Common Core

California Reports First Common Core Assessment Scores

The California Department of Education has released the detailed results of the state's first Common Core assessments and found that the majority of students did not meet the standards set for English language arts and math.

Despite the apparently low scores, State Superintendent of Public Instruction Tom Torlakson urged caution in interpreting the results. The new academic standards are more rigorous than their predecessors and emphasize critical thinking, problem-solving and analytical writing, skills that will take time for students to develop. He also pointed out that while most students did not meet the standards, "many students are at or near achievement standards."

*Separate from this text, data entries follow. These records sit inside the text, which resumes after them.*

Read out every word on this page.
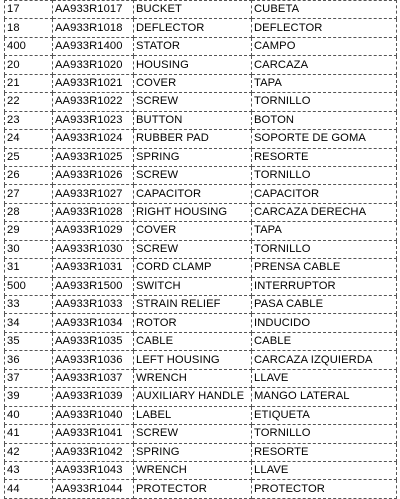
17	AA933R1017	BUCKET	CUBETA
18	AA933R1018	DEFLECTOR	DEFLECTOR
400	AA933R1400	STATOR	CAMPO
20	AA933R1020	HOUSING	CARCAZA
21	AA933R1021	COVER	TAPA
22	AA933R1022	SCREW	TORNILLO
23	AA933R1023	BUTTON	BOTON
24	AA933R1024	RUBBER PAD	SOPORTE DE GOMA
25	AA933R1025	SPRING	RESORTE
26	AA933R1026	SCREW	TORNILLO
27	AA933R1027	CAPACITOR	CAPACITOR
28	AA933R1028	RIGHT HOUSING	CARCAZA DERECHA
29	AA933R1029	COVER	TAPA
30	AA933R1030	SCREW	TORNILLO
31	AA933R1031	CORD CLAMP	PRENSA CABLE
500	AA933R1500	SWITCH	INTERRUPTOR
33	AA933R1033	STRAIN RELIEF	PASA CABLE
34	AA933R1034	ROTOR	INDUCIDO
35	AA933R1035	CABLE	CABLE
36	AA933R1036	LEFT HOUSING	CARCAZA IZQUIERDA
37	AA933R1037	WRENCH	LLAVE
39	AA933R1039	AUXILIARY HANDLE	MANGO LATERAL
40	AA933R1040	LABEL	ETIQUETA
41	AA933R1041	SCREW	TORNILLO
42	AA933R1042	SPRING	RESORTE
43	AA933R1043	WRENCH	LLAVE
44	AA933R1044	PROTECTOR	PROTECTOR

The 2014–2015 school year was the first year that students took the California Assessment of Student Performance and Progress (CAASPP), which includes the Smarter Balanced Summative Assessments of Common Core State Standards in English language arts and math. The tests consist of two parts: a computer-based adaptive assessment that adjusts follow-up questions based on students' answers, and a performance test that asks students to apply their knowledge and skills to real-world problems. By contrast, the state's previous assessment, the Standardized Testing and Reporting (STAR) program simply required students to fill in bubbles on a paper-based multiple-choice test.

The CAASPP ranked student scores in four achievement categories: standard exceeded, standard met, standard nearly met and standard not met.

Key results of the CAASPP assessments include the following:

  • Statewide in all grades, 44 percent of students met or exceeded the English language arts standard and 33 percent met or exceeded the math standard;
  • for English language arts in all grades, 16 percent of students exceeded the standard, 28 percent met the standard, 25 percent nearly met the standard and 31 percent did not meet the standard;
  • for math in all grades, 14 percent exceeded the standard, 19 percent met the standard, 29 percent nearly met the standard and 38 percent did not meet the standard;
  • among 11th-graders, the assessments found that 56 percent of students are ready or conditionally ready for college-level work in English language arts and 29 percent are ready or conditionally ready for college-level work in math; and
  • the CAASPP revealed a persistent achievement gap among students from low-income families, English language learners and some ethnic groups when compared to other students.

Detailed results of the CAASPP assessments for all counties, districts and schools, broken down by grade, gender, ethnic group and demographics. can be found on the CAASPP Results site.